Kompromisslos versuchte Clara Fey (1815 bis 1894), die Kinder in die Mitte der Gesellschaft zu holen, in der sie selbst Kind gewesen war. Die damalige Gesellschaft drängte viele „ihrer“ Kinder aus Profitgier in die Armut. Für Clara wurden diese Kinder zu ihrem Lebensmittelpunkt. Auf diese Kinder schauend wählte sie für sich eine Lebensform, die ermöglichte, die Kinder von den Rändern in die Mitte zu holen.
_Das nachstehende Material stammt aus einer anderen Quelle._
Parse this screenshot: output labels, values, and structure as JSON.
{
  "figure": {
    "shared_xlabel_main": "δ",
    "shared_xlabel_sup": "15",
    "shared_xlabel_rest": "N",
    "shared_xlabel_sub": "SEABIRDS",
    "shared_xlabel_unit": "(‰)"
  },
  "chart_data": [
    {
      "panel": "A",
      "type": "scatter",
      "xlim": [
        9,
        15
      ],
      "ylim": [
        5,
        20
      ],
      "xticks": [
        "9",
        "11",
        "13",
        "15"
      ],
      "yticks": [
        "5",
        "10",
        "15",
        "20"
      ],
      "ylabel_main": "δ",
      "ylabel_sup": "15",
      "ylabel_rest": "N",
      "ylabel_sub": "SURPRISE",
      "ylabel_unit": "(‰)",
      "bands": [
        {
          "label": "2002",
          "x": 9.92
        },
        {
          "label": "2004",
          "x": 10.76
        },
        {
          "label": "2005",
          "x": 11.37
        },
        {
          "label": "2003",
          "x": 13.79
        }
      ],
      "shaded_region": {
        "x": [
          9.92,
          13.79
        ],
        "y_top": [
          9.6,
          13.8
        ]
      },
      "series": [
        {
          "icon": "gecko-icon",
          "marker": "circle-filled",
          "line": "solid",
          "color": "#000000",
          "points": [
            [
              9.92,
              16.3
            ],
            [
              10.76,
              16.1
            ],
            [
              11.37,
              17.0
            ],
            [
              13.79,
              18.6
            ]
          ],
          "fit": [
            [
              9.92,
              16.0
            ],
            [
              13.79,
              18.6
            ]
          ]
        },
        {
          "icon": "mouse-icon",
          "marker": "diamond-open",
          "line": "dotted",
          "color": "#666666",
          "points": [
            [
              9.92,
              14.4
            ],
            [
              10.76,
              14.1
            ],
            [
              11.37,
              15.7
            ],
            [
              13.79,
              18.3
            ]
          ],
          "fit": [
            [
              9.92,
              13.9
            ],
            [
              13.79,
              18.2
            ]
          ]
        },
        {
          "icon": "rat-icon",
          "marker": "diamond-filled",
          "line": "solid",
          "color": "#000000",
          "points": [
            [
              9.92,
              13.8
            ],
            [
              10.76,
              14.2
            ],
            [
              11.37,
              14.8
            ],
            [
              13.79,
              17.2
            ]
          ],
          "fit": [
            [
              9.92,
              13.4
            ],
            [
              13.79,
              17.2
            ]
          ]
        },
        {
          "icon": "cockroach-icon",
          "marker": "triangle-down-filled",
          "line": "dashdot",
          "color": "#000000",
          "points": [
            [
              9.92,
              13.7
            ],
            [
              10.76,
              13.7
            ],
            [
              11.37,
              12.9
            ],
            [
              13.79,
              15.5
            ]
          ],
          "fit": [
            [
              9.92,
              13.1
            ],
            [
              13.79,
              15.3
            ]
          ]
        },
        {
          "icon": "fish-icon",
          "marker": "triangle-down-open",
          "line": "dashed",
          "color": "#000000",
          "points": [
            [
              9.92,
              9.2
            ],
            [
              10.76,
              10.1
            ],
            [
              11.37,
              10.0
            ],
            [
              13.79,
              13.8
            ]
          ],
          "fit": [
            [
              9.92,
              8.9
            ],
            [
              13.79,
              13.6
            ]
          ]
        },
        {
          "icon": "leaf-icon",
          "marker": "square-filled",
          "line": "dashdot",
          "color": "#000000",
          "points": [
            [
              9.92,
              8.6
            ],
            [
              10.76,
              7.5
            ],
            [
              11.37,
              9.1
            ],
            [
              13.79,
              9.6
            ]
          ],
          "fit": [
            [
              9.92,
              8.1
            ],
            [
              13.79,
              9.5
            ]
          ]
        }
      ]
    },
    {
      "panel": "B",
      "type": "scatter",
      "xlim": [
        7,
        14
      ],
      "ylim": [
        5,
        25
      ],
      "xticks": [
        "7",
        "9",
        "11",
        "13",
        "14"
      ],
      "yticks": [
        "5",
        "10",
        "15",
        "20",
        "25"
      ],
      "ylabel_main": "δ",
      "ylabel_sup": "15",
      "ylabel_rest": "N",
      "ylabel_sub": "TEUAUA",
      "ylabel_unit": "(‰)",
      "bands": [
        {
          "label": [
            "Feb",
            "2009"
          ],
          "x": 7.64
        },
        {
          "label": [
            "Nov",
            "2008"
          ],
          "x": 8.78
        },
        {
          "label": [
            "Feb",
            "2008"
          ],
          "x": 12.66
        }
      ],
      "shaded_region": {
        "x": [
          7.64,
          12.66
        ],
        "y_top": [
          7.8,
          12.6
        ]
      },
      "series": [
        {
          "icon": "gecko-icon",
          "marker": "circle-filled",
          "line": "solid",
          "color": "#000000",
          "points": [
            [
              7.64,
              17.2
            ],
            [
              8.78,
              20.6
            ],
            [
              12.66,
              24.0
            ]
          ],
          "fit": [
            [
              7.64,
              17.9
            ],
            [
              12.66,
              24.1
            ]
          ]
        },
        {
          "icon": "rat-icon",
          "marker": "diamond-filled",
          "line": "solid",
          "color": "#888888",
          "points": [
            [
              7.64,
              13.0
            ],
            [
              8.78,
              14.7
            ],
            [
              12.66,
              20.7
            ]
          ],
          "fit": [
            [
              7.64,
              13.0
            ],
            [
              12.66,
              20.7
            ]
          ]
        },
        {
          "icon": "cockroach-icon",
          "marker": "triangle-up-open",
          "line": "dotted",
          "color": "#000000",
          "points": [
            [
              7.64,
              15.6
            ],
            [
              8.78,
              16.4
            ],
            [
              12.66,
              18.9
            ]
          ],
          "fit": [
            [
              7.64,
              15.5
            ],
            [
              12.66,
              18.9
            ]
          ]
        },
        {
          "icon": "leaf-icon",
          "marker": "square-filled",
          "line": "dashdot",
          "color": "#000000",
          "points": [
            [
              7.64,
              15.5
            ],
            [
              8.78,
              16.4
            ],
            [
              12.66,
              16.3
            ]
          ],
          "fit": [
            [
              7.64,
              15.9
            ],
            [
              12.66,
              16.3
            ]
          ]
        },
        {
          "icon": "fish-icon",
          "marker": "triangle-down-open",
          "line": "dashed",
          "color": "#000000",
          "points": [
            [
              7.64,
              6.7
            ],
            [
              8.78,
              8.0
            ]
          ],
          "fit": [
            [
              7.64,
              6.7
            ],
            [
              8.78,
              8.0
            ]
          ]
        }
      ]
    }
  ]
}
Sie selbst hatte keine Kinder, gründete auch keine eigene Familie. Clara Fey gründete stattdessen die Gemeinschaft der Schwestern vom armen Kinde Jesus. Die gebürtige Aachenerin aus betuchtem katholischen Hause hätte ein behütetes und sorgenfreies Leben führen können – wären da nicht diese verwahrlosten und von jedweder Bildung ausgeschlossenen Kinder gewesen. Diesen Ausschluss legitimierte die damalige Gesellschaft mit der wachsenden Industrialisierung, die quasi als Kollateralschaden billige Arbeit, also auch Kinderarbeit, produzierte.
Das Antlitz Jesu sehen
Clara Fey agierte nicht politisch. Sie protestierte gegen einen Kapitalzuwachs auf Kosten der Kinder, indem sie sich der verwahrlosten Kinder einfach annahm. Die Motivation, so zu handeln, war ihre „Entdeckung“, in jedem dieser um ihre Kindheit beraubten Kinder das Antlitz des armen Kindes Jesus aus Bethlehem zu sehen. Das mag fromm klingen. Heute werden solche frommen Geschichten schnell in das Reich der Nostalgie abgeschoben, um dann ungetrübt den harten Realitäten, den gesellschaftlichen und wirtschaftlichen Zwängen wieder ins Auge zu schauen. Aber sei‘s drum: Solche Frömmigkeit hat etwas bewegt. Bis heute bewegen die Schwestern vom armen Kinde Jesus auf drei Kontinenten in Schulen, Kindergärten und Horten etwas für die ausgegrenzten Kinder. Sie sorgen für „Lebensmittel“ wie Nahrung, Bildung, Geborgenheit und Religion. Hunderte Ordensfrauen und Ordensmänner lassen sich bis heute anstecken von der Begeisterung für das Kind und entwickeln in ihren Gemeinschaften Kraft, Fantasie, Ausdauer, Kompetenzen und Netzwerke, um den Kindern ihren Platz in der Mitte ihrer Gesellschaften zu gewähren.
Von Menschen wie Clara Fey dürfen wir uns fragen lassen, wie wir auf die Kinder blicken, die eigenen, die der Flüchtlinge, die der sozial Schwachen – zum Beispiel, wenn es um die Fragen der Etatplanung von Kommunen und Städten geht. Wie haben wir die Kinder im Blick, wenn wir heute die Kirche für morgen gestalten? Sehen auch wir – in welchem Kind auch immer – das Gesicht des armen Kindes Jesus? Kinder machen sich gerne zum Mittelpunkt – aber wir, die Erwachsenen, müssen sie in die Mitte führen und ihnen die „Lebensmittel“ reichen.